In recent years, the value of geospatial processing outside of the geospatial community has become increasingly evident! There are examples of geospatial uses in the insurance industry, climate finance circles, autonomous vehicles, and even the Metaverse!
Such industries, which make good use of the vast amounts of heterogeneous spatial data, have been made possible by advances in AI/ML, the proliferation of cloud storage and processing, and the increasing adoption of geospatial standards.
Development of geospatial technologies through climate change disruptions
Today, geospatial technologies can accelerate our collective understanding, preparation, response, and adaptation to disruptive events, be they natural or man-made. As the geospatial community, we have prepared for these moments. We’ve always grappled with big, complex data, integrating data across organizations and domains, and building on the power of open standards for collaboration and innovation to bring today’s geospatial technologies to accelerate our collective understanding, preparation, response, and adaptation to disruptive events , taken for granted or man-made. Address disaster and emergency management.
We are now at a time when this is also being seen by the political levels and this is further driving the need for interoperability. This is one of OGC’s key drivers today – enabling and accelerating innovation and problem-solving by lowering the barriers so EVERYONE can use geospatial data via consensus-based, user-friendly standards.
Important spatial data trends in 2023
OGC is aware of a few key trends. We focus on domain-specific best practices, standards and community resources – hence our focus on disasters, climate and marine domains. It’s less about geospatial technologies (the what) and more about the problems they can solve (the why)!

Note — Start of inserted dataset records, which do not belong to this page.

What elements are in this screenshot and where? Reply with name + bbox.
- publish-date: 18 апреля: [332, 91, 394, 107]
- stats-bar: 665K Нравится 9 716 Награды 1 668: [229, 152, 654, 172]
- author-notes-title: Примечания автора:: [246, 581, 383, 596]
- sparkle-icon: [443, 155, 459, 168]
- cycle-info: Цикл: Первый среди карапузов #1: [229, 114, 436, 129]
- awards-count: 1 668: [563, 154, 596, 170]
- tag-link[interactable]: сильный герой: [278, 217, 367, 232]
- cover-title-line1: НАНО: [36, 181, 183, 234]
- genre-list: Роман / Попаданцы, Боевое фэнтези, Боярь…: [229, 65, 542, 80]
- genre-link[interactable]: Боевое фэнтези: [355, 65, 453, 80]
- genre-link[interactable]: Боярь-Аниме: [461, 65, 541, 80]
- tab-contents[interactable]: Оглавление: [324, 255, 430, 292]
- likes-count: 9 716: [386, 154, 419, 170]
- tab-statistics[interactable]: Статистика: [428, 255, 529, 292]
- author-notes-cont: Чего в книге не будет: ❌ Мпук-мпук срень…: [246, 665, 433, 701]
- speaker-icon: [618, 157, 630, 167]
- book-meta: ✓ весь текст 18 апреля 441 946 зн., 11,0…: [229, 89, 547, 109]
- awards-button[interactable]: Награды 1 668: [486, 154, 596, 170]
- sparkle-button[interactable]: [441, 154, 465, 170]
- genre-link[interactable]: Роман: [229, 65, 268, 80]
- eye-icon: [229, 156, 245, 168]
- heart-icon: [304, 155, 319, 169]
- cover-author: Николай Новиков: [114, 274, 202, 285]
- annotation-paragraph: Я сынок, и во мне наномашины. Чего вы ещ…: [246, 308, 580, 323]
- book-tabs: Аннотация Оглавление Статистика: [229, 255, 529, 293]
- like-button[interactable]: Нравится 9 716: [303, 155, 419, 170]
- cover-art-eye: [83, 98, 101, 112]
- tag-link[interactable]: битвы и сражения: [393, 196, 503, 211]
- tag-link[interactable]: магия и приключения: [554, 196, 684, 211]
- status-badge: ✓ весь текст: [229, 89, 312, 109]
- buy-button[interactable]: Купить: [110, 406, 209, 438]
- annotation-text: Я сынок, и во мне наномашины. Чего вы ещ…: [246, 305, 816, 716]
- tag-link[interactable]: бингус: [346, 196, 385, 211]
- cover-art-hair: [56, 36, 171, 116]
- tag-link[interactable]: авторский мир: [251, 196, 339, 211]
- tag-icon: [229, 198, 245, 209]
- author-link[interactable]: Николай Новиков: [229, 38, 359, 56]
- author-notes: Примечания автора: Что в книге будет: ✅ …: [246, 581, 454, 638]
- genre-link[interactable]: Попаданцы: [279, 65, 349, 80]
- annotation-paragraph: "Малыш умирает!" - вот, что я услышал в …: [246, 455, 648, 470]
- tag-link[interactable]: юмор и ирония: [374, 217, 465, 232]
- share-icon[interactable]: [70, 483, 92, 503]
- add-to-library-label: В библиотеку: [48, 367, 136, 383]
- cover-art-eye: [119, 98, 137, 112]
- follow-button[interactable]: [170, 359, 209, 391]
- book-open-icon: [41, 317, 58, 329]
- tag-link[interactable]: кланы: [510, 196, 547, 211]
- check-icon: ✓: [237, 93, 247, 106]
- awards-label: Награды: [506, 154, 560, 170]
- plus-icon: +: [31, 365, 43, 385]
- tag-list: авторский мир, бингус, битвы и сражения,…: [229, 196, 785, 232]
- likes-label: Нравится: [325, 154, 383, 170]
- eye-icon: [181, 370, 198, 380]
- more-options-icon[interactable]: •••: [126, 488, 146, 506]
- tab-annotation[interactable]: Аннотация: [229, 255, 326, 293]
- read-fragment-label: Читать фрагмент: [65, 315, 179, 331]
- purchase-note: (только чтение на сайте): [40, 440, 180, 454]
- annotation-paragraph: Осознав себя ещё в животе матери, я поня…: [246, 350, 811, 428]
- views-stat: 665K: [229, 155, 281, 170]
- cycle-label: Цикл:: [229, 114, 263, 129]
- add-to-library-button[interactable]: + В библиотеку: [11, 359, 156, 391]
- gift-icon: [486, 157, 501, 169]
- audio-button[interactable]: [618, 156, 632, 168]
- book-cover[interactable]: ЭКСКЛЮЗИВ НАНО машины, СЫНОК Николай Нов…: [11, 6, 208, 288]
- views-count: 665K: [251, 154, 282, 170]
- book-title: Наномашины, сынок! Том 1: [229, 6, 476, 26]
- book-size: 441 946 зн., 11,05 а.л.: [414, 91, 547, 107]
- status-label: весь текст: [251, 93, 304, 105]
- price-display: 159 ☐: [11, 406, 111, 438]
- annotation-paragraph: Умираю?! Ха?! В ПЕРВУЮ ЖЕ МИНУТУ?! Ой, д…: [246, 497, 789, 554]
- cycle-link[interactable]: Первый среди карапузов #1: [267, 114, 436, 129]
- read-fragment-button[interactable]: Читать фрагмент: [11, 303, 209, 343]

On the technical front, there is a need for cloud-native geospatial standards as much of the geospatial data collected (from space to sensors to IoT, from imagery to spreadsheets) is hosted in the cloud.

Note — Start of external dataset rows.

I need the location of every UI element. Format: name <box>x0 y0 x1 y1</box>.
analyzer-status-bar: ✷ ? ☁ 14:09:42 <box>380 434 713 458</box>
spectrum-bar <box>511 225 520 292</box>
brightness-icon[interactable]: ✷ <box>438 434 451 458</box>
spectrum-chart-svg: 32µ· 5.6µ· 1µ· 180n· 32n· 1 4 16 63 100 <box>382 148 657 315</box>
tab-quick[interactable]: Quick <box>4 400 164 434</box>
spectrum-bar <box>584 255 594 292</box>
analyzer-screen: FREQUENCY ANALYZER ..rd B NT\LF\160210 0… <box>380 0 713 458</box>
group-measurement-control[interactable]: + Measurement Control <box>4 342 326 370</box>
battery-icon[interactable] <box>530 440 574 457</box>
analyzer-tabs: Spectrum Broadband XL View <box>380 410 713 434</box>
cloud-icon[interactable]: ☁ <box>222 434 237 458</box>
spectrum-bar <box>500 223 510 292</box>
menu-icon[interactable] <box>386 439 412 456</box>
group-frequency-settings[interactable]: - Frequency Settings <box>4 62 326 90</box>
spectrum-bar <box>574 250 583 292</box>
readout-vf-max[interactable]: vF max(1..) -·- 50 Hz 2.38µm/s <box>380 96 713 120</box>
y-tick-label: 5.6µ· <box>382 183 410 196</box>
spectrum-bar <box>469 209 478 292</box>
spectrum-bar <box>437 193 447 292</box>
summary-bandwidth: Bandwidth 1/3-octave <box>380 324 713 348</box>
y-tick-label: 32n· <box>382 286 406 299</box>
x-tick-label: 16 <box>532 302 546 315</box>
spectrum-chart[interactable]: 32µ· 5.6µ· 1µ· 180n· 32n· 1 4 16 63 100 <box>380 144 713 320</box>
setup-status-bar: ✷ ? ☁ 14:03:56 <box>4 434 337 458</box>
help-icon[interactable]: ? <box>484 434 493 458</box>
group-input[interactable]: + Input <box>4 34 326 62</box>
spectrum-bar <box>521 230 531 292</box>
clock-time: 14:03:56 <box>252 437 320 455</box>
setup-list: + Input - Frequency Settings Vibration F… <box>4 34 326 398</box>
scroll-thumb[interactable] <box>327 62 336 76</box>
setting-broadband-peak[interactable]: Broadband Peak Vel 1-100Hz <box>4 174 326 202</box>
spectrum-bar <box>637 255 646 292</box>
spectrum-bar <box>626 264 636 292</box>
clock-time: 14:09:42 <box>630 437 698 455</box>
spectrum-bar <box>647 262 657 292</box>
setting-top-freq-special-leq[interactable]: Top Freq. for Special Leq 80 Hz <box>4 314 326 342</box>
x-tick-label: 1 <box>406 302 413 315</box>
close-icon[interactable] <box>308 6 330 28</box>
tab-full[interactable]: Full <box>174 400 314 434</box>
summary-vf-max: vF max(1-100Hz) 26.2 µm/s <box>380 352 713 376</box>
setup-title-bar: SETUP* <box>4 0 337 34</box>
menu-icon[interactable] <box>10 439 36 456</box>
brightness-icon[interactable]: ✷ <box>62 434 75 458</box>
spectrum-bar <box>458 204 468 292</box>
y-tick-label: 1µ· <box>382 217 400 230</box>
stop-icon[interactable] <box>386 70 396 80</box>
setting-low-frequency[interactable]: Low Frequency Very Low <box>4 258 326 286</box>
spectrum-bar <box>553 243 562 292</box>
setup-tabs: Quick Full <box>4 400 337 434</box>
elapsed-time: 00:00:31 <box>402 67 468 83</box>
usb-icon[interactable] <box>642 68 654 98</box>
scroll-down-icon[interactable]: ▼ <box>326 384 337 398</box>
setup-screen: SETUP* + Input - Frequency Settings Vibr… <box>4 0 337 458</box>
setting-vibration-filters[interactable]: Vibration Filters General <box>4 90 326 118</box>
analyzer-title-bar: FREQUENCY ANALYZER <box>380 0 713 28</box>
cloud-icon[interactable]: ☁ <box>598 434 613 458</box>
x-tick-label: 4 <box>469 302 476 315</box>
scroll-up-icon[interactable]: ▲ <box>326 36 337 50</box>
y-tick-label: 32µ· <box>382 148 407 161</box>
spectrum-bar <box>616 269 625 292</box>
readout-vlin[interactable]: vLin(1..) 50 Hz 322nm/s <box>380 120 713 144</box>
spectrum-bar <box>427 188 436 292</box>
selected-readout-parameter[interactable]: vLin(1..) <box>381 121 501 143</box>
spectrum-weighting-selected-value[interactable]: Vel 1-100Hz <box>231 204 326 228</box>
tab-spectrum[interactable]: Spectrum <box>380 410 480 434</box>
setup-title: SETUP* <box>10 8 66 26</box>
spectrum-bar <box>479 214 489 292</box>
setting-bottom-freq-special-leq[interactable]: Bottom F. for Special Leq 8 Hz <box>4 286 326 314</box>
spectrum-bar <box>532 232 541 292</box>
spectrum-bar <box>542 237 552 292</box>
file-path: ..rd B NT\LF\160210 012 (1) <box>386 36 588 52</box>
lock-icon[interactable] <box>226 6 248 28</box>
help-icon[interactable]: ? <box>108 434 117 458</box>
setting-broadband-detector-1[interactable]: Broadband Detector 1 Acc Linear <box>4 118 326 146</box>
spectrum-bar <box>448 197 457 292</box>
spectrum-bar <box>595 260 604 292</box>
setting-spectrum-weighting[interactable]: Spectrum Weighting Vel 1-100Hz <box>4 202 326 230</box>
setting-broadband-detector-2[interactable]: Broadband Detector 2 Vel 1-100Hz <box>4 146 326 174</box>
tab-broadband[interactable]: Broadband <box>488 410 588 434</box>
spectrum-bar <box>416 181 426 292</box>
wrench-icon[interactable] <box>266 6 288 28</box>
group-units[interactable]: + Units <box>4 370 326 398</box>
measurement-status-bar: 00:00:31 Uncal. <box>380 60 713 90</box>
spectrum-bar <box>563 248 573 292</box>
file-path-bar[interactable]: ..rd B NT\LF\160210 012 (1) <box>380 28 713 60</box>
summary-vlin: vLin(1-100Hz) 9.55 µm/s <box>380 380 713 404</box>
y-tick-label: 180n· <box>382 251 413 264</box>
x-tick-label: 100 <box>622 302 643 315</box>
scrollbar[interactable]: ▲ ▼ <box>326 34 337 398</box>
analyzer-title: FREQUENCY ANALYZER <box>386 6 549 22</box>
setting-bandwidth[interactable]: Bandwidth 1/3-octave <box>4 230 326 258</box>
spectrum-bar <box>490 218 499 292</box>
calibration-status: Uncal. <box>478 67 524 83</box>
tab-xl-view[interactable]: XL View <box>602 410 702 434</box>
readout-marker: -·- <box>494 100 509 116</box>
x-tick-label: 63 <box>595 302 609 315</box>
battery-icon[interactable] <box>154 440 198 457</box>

The effort to bring developer-friendly OGC APIs to the world is at maximum. It is our responsibility to provide easy to use building blocks for geospatial data usage and that is the OGC APIs to easily fetch maps, tiles, routes, features and even environmental data! We continue to support the growing EO ecosystem by providing the standards for tasking, ordering, and data quality comparison, and developing the standards for space, including space coordinate reference systems!
From an abstraction perspective, the transition requires open consensus-based models to represent the world around us and support urban digital twins, accelerating the development of standards related to underground infrastructure, indoor mapping, and cities at different levels of abstraction.

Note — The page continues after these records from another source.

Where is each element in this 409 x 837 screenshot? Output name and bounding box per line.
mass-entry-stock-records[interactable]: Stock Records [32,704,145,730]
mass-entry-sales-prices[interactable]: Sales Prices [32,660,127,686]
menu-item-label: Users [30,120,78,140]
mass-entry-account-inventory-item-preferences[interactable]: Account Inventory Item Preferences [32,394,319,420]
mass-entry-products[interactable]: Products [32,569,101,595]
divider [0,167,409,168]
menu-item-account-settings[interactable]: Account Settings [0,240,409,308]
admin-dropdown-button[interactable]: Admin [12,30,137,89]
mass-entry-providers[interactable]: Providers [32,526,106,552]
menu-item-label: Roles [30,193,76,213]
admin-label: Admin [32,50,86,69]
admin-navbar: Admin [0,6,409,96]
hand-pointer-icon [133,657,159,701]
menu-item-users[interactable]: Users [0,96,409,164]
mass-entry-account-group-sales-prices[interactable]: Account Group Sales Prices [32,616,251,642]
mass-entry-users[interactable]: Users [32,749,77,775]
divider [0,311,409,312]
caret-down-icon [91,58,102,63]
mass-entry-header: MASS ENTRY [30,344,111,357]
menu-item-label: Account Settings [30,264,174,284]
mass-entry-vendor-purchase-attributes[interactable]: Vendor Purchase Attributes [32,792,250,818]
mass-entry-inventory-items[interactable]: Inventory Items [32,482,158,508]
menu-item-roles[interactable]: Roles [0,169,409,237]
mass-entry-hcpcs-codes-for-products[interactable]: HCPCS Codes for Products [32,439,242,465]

Also Read: The Changing Face of GIS Intensifying Spatial Data Market Growth
The growth of the geospatial data market is fueling customers’ need for open standards for sourcing and ordering imagery, as well as for comparing data quality and usability, as customers increasingly need to mix and match images from multiple sources.
We are also seeing an increasing interest in the standardization of analysis-ready data – satellite data that has been processed to a minimum of requirements and organized in a form that allows analysis with a minimum of additional user effort and interoperability both over time and with allows other records.
There is a rise in professional services offering geospatial expertise to more industries than ever before! Also with the expansion of geospatial usage, there is an increase in companies offering services to help customers from data collection and integration to building analytics platforms. We see an ecosystem where the services are built on building blocks (parts of the solution). Hence our concern to ensure that the building blocks are interoperable via open standards.
(Nadine Alameh is CEO of the Open Geospatial Consortium (OGC). The views expressed in the article are the personal opinions of the author.)